BUG: in Trust Region Newton CG
The Trust Region Newton CG has a strange BUG when running in parallel which can bring it into a state where it stucks on one processor and will not end until the wall time breaks or it is stopped by the user.
I recognized this problem when implementing an IO example. With this script the error should be reproducible. Caution you have to choose case = "C"
in line 54, the other two cases do not use the trust region solver. The expected Bug does not always occur, from time to time the script runs without an error. However, executing mpirun -n 2 python3 netcdf_io_use_case.py
in the ./examples/
folder should lead to the following bug:
at CG step 171: |r|/|b| = 1.45052e-08, cg_tol = 1e-08
at CG step 172: |r|/|b| = 1.29407e-08, cg_tol = 1e-08
at CG step 173: |r|/|b| = 1.17899e-08, cg_tol = 1e-08
at CG step 174: |r|/|b| = 1.13414e-08, cg_tol = 1e-08
at CG step 175: |r|/|b| = 1.14722e-08, cg_tol = 1e-08
at CG step 176: |r|/|b| = 1.17469e-08, cg_tol = 1e-08
at CG step 177: |r|/|b| = 1.16371e-08, cg_tol = 1e-08
at CG step 178: |r|/|b| = 1.09257e-08, cg_tol = 1e-08
at CG step 179: |r|/|b| = 9.89285e-09, cg_tol = 1e-08
CG finished, reason: reached tolerance
2 newton decrease tr 6.25 8.38577 8.38577 0.922383 (1e-08)
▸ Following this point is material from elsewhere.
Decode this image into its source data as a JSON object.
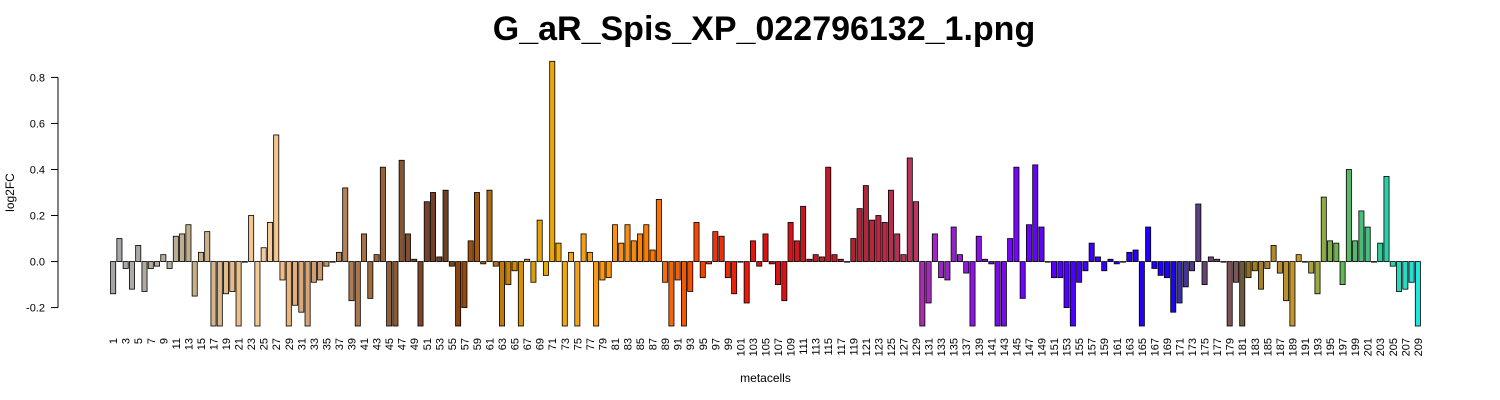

Norm of rhs in (trust region) Steihaug CG = 70.3211
CG finished, reason: step exceeded trust region bounds
3 tr exceeded decrease tr 1.5625 10.896 13.1543 0.722766 (1e-08)
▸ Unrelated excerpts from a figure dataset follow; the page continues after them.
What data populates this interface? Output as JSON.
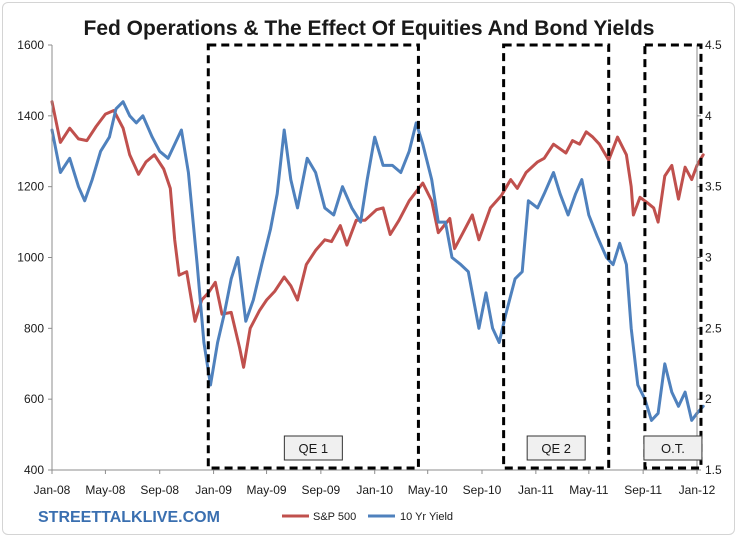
{
  "chart_data": {
    "type": "line",
    "title": "Fed Operations & The Effect Of Equities And Bond Yields",
    "x_categories": [
      "Jan-08",
      "May-08",
      "Sep-08",
      "Jan-09",
      "May-09",
      "Sep-09",
      "Jan-10",
      "May-10",
      "Sep-10",
      "Jan-11",
      "May-11",
      "Sep-11",
      "Jan-12"
    ],
    "x_range": [
      "2008-01",
      "2012-01"
    ],
    "y_left": {
      "lim": [
        400,
        1600
      ],
      "ticks": [
        "400",
        "600",
        "800",
        "1000",
        "1200",
        "1400",
        "1600"
      ]
    },
    "y_right": {
      "lim": [
        1.5,
        4.5
      ],
      "ticks": [
        "1.5",
        "2",
        "2.5",
        "3",
        "3.5",
        "4",
        "4.5"
      ]
    },
    "grid": "none",
    "legend_position": "bottom",
    "series": [
      {
        "name": "S&P 500",
        "axis": "left",
        "color": "#c0504d",
        "points": [
          [
            "2008-01-01",
            1440
          ],
          [
            "2008-01-20",
            1325
          ],
          [
            "2008-02-10",
            1365
          ],
          [
            "2008-03-01",
            1335
          ],
          [
            "2008-03-20",
            1330
          ],
          [
            "2008-04-10",
            1370
          ],
          [
            "2008-05-01",
            1405
          ],
          [
            "2008-05-20",
            1415
          ],
          [
            "2008-06-10",
            1365
          ],
          [
            "2008-06-25",
            1290
          ],
          [
            "2008-07-15",
            1235
          ],
          [
            "2008-08-01",
            1270
          ],
          [
            "2008-08-20",
            1290
          ],
          [
            "2008-09-10",
            1250
          ],
          [
            "2008-09-25",
            1195
          ],
          [
            "2008-10-05",
            1050
          ],
          [
            "2008-10-15",
            950
          ],
          [
            "2008-11-01",
            960
          ],
          [
            "2008-11-20",
            820
          ],
          [
            "2008-12-05",
            880
          ],
          [
            "2008-12-20",
            900
          ],
          [
            "2009-01-05",
            930
          ],
          [
            "2009-01-20",
            840
          ],
          [
            "2009-02-10",
            845
          ],
          [
            "2009-03-01",
            745
          ],
          [
            "2009-03-10",
            690
          ],
          [
            "2009-03-25",
            800
          ],
          [
            "2009-04-15",
            850
          ],
          [
            "2009-05-01",
            880
          ],
          [
            "2009-05-20",
            905
          ],
          [
            "2009-06-10",
            945
          ],
          [
            "2009-06-25",
            920
          ],
          [
            "2009-07-10",
            880
          ],
          [
            "2009-07-30",
            980
          ],
          [
            "2009-08-20",
            1020
          ],
          [
            "2009-09-10",
            1050
          ],
          [
            "2009-09-25",
            1045
          ],
          [
            "2009-10-15",
            1090
          ],
          [
            "2009-10-30",
            1035
          ],
          [
            "2009-11-20",
            1105
          ],
          [
            "2009-12-10",
            1105
          ],
          [
            "2010-01-05",
            1135
          ],
          [
            "2010-01-20",
            1140
          ],
          [
            "2010-02-05",
            1065
          ],
          [
            "2010-02-25",
            1105
          ],
          [
            "2010-03-20",
            1160
          ],
          [
            "2010-04-20",
            1210
          ],
          [
            "2010-05-10",
            1160
          ],
          [
            "2010-05-25",
            1070
          ],
          [
            "2010-06-20",
            1110
          ],
          [
            "2010-07-01",
            1025
          ],
          [
            "2010-07-20",
            1070
          ],
          [
            "2010-08-10",
            1120
          ],
          [
            "2010-08-25",
            1050
          ],
          [
            "2010-09-20",
            1140
          ],
          [
            "2010-10-15",
            1175
          ],
          [
            "2010-11-05",
            1220
          ],
          [
            "2010-11-20",
            1195
          ],
          [
            "2010-12-10",
            1240
          ],
          [
            "2011-01-05",
            1270
          ],
          [
            "2011-01-20",
            1280
          ],
          [
            "2011-02-10",
            1320
          ],
          [
            "2011-03-10",
            1295
          ],
          [
            "2011-03-25",
            1330
          ],
          [
            "2011-04-10",
            1320
          ],
          [
            "2011-04-25",
            1355
          ],
          [
            "2011-05-10",
            1340
          ],
          [
            "2011-05-25",
            1320
          ],
          [
            "2011-06-15",
            1275
          ],
          [
            "2011-07-05",
            1340
          ],
          [
            "2011-07-25",
            1290
          ],
          [
            "2011-08-05",
            1200
          ],
          [
            "2011-08-10",
            1120
          ],
          [
            "2011-08-25",
            1170
          ],
          [
            "2011-09-10",
            1155
          ],
          [
            "2011-09-25",
            1140
          ],
          [
            "2011-10-05",
            1100
          ],
          [
            "2011-10-20",
            1230
          ],
          [
            "2011-11-05",
            1260
          ],
          [
            "2011-11-20",
            1165
          ],
          [
            "2011-12-05",
            1255
          ],
          [
            "2011-12-20",
            1220
          ],
          [
            "2012-01-01",
            1260
          ],
          [
            "2012-01-15",
            1290
          ]
        ]
      },
      {
        "name": "10 Yr Yield",
        "axis": "right",
        "color": "#4f81bd",
        "points": [
          [
            "2008-01-01",
            3.9
          ],
          [
            "2008-01-20",
            3.6
          ],
          [
            "2008-02-10",
            3.7
          ],
          [
            "2008-03-01",
            3.5
          ],
          [
            "2008-03-15",
            3.4
          ],
          [
            "2008-04-01",
            3.55
          ],
          [
            "2008-04-20",
            3.75
          ],
          [
            "2008-05-10",
            3.85
          ],
          [
            "2008-05-25",
            4.05
          ],
          [
            "2008-06-10",
            4.1
          ],
          [
            "2008-06-25",
            4.0
          ],
          [
            "2008-07-10",
            3.95
          ],
          [
            "2008-07-25",
            4.0
          ],
          [
            "2008-08-15",
            3.85
          ],
          [
            "2008-09-01",
            3.75
          ],
          [
            "2008-09-20",
            3.7
          ],
          [
            "2008-10-05",
            3.8
          ],
          [
            "2008-10-20",
            3.9
          ],
          [
            "2008-11-05",
            3.6
          ],
          [
            "2008-11-25",
            2.95
          ],
          [
            "2008-12-10",
            2.4
          ],
          [
            "2008-12-25",
            2.1
          ],
          [
            "2009-01-10",
            2.4
          ],
          [
            "2009-01-25",
            2.6
          ],
          [
            "2009-02-10",
            2.85
          ],
          [
            "2009-02-25",
            3.0
          ],
          [
            "2009-03-15",
            2.55
          ],
          [
            "2009-04-01",
            2.7
          ],
          [
            "2009-04-20",
            2.95
          ],
          [
            "2009-05-10",
            3.2
          ],
          [
            "2009-05-25",
            3.45
          ],
          [
            "2009-06-10",
            3.9
          ],
          [
            "2009-06-25",
            3.55
          ],
          [
            "2009-07-10",
            3.35
          ],
          [
            "2009-08-01",
            3.7
          ],
          [
            "2009-08-20",
            3.6
          ],
          [
            "2009-09-10",
            3.35
          ],
          [
            "2009-09-30",
            3.3
          ],
          [
            "2009-10-20",
            3.5
          ],
          [
            "2009-11-10",
            3.35
          ],
          [
            "2009-11-30",
            3.25
          ],
          [
            "2009-12-15",
            3.55
          ],
          [
            "2010-01-01",
            3.85
          ],
          [
            "2010-01-20",
            3.65
          ],
          [
            "2010-02-10",
            3.65
          ],
          [
            "2010-03-01",
            3.6
          ],
          [
            "2010-03-20",
            3.75
          ],
          [
            "2010-04-05",
            3.95
          ],
          [
            "2010-04-20",
            3.8
          ],
          [
            "2010-05-10",
            3.55
          ],
          [
            "2010-05-25",
            3.25
          ],
          [
            "2010-06-10",
            3.25
          ],
          [
            "2010-06-25",
            3.0
          ],
          [
            "2010-07-15",
            2.95
          ],
          [
            "2010-08-01",
            2.9
          ],
          [
            "2010-08-25",
            2.5
          ],
          [
            "2010-09-10",
            2.75
          ],
          [
            "2010-09-25",
            2.5
          ],
          [
            "2010-10-10",
            2.4
          ],
          [
            "2010-10-25",
            2.6
          ],
          [
            "2010-11-15",
            2.85
          ],
          [
            "2010-12-01",
            2.9
          ],
          [
            "2010-12-15",
            3.4
          ],
          [
            "2011-01-05",
            3.35
          ],
          [
            "2011-01-20",
            3.45
          ],
          [
            "2011-02-10",
            3.6
          ],
          [
            "2011-02-25",
            3.45
          ],
          [
            "2011-03-15",
            3.3
          ],
          [
            "2011-04-01",
            3.45
          ],
          [
            "2011-04-15",
            3.55
          ],
          [
            "2011-05-01",
            3.3
          ],
          [
            "2011-05-20",
            3.15
          ],
          [
            "2011-06-10",
            3.0
          ],
          [
            "2011-06-25",
            2.95
          ],
          [
            "2011-07-10",
            3.1
          ],
          [
            "2011-07-25",
            2.95
          ],
          [
            "2011-08-05",
            2.5
          ],
          [
            "2011-08-20",
            2.1
          ],
          [
            "2011-09-05",
            2.0
          ],
          [
            "2011-09-20",
            1.85
          ],
          [
            "2011-10-05",
            1.9
          ],
          [
            "2011-10-20",
            2.25
          ],
          [
            "2011-11-05",
            2.05
          ],
          [
            "2011-11-20",
            1.95
          ],
          [
            "2011-12-05",
            2.05
          ],
          [
            "2011-12-20",
            1.85
          ],
          [
            "2012-01-01",
            1.9
          ],
          [
            "2012-01-15",
            1.95
          ]
        ]
      }
    ],
    "annotations": [
      {
        "label": "QE 1",
        "start": "2008-12-20",
        "end": "2010-04-10"
      },
      {
        "label": "QE 2",
        "start": "2010-10-20",
        "end": "2011-06-15"
      },
      {
        "label": "O.T.",
        "start": "2011-09-05",
        "end": "2012-01-10"
      }
    ]
  },
  "brand": {
    "text": "STREETTALKLIVE.COM"
  },
  "colors": {
    "sp500": "#c0504d",
    "yield": "#4f81bd",
    "brand": "#3a6fb0",
    "box_fill": "#f0f0f0"
  }
}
Norm of rhs in (trust region) Steihaug CG = 118.723
CG finished, reason: step exceeded trust region bounds
4 tr exceeded decrease tr 0.390625 0.70719 10.7221 0.252478 (1e-08)
Norm of rhs in (trust region) Steihaug CG = 0.500117
CG finished, reason: step exceeded trust region bounds
here the code does not stop or throw an error it just runs for ever.